Flexibility, affordability, and relevance are necessary. As a provost, I must balance institutional sustainability with student success. This means ensuring that academic programs are viable, relevant, and responsive in delivery. It means supporting the kind of knowledge that helps students make sense of the world. Considering how programs are delivered and how students are prioritized are a must during changing structures. Online instruction, alternative pathways, and micro-credentials are avenues that educators should consider.
Why We Need Sociologists in Decision-Making Roles
The irony is not lost on me: I helped deactivate the very program that trained me to critique systems such as the one I now help lead. This is why we need more sociologists in upper administration and leadership roles.
Sociologists understand that institutions are not neutral. They reflect historical inequalities, fiscal constraints, and shifting public narratives. As a provost, I approach budgets like I once approached field notes—attuned to patterns, contradictions, and structural blind spots. Sociological tools help me ask the right questions, even when there are no easy answers, and guide me as I strive to lead with integrity and transparency, even in times of scarcity.
Reinvention, Not Retreat—The Work Continues
I am not giving up on sociology.

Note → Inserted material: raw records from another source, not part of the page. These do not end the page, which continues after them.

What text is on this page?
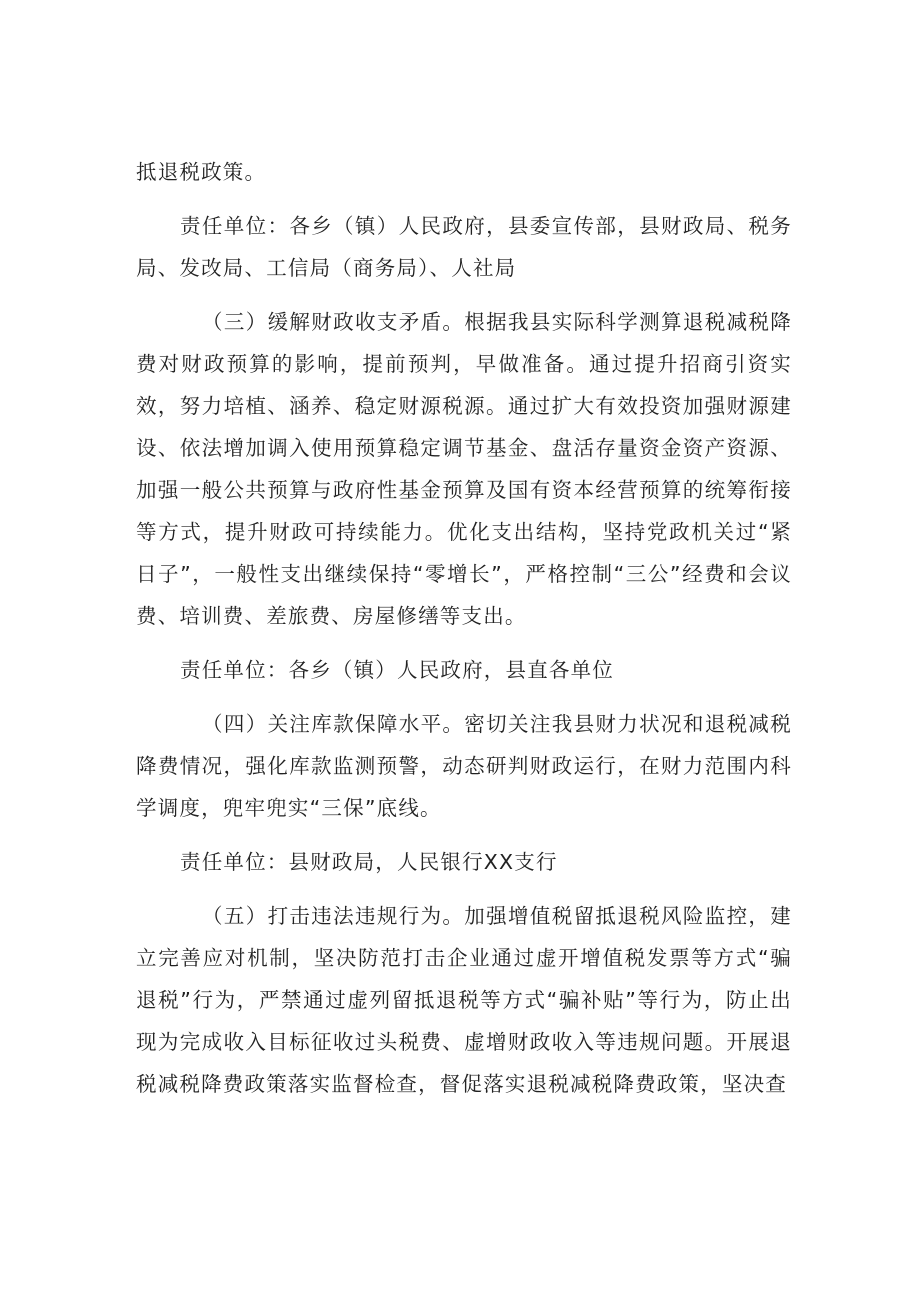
抵退税政策。

责任单位：各乡（镇）人民政府，县委宣传部，县财政局、税务局、发改局、工信局（商务局）、人社局

（三）缓解财政收支矛盾。根据我县实际科学测算退税减税降费对财政预算的影响，提前预判，早做准备。通过提升招商引资实效，努力培植、涵养、稳定财源税源。通过扩大有效投资加强财源建设、依法增加调入使用预算稳定调节基金、盘活存量资金资产资源、加强一般公共预算与政府性基金预算及国有资本经营预算的统筹衔接等方式，提升财政可持续能力。优化支出结构，坚持党政机关过“紧日子”，一般性支出继续保持“零增长”，严格控制“三公”经费和会议费、培训费、差旅费、房屋修缮等支出。

责任单位：各乡（镇）人民政府，县直各单位

（四）关注库款保障水平。密切关注我县财力状况和退税减税降费情况，强化库款监测预警，动态研判财政运行，在财力范围内科学调度，兜牢兜实“三保”底线。

责任单位：县财政局，人民银行XX支行

（五）打击违法违规行为。加强增值税留抵退税风险监控，建立完善应对机制，坚决防范打击企业通过虚开增值税发票等方式“骗退税”行为，严禁通过虚列留抵退税等方式“骗补贴”等行为，防止出现为完成收入目标征收过头税费、虚增财政收入等违规问题。开展退税减税降费政策落实监督检查，督促落实退税减税降费政策，坚决查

I am exploring how to embed sociological thinking into other programs and how to extend sociology’s public relevance through community engagement and applied research. This is a time of contradiction but also a time of reinvention. Academic leaders must adapt without abandoning our core values.
Sociology still shapes me: how I lead, the questions I ask, and the future I am tasked to build. This future includes students, especially those from underrepresented backgrounds, who can still find purpose, clarity, and justice in higher education.
Sociology does not eliminate hard decisions. It equips provosts with the ability to face them with humility, honesty, and care. Now more than ever, we need higher education leaders who understand systems, who can hold complexity without collapsing under it, and who are willing to imagine and work toward what comes next.